Google Invites Canadian Students To Build The 150 Doodle
Canada’s 150th birthday is coming up (we don’t feel a day over 149), and Google will be recognizing that with one of their famous Doodles — with some help from kids in The Great White North.
The company has put out the call to Canadian students to submit designs for the doodle which will grace the search engine’s homepage on the big day. Schoolsters from kindergarten through Grade 12 can submit designs based on the theme “What I see for Canada’s future is …” until Tuesday May 02, and the winning doodle, which will be judged on artistic merit, creativity and originality, will be front and center on the homepage for one day. The winner will receive a $10,000 scholarship, a $10,000 technology grant for their school, and a paid trip to Toronto for the unveiling of the winning doodle on Tuesday June 13.

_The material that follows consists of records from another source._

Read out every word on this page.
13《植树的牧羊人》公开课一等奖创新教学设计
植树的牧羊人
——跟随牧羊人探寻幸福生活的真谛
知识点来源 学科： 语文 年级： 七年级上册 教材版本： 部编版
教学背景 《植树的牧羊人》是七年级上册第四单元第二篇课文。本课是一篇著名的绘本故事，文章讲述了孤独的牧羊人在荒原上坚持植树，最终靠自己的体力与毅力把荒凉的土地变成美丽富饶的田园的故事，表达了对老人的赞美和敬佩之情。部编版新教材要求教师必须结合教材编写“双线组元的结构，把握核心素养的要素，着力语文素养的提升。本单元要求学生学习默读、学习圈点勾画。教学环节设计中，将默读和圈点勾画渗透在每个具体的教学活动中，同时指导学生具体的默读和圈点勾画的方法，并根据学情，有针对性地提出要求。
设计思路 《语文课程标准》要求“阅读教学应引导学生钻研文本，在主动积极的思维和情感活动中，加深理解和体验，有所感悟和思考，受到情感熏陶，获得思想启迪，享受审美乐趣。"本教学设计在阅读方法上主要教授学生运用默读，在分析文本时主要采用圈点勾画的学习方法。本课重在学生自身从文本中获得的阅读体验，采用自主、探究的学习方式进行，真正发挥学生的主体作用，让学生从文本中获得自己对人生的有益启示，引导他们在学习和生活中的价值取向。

Submissions can be created from almost any medium, including computer code; the winner will be chosen by Google employees and a panel of guest judges which includes federal Science Minister Kirsty Duncan. Students, their parents and teachers may download entry forms and complete contest rules right over here.
Google first introduced its Doodle 4 Google Canada competition for students four years ago; Toronto’s Cindy Tang was the first winner in February of 2014 with her sea telescope doodle.
Google’s Doodles have recognized plenty of prominent Canadians over the years, including author Lucy Maud Montgomery, women’s rights activist Henrietta Edwards, urbanist Jane Jacobs and artist Kenojuak Ashevak.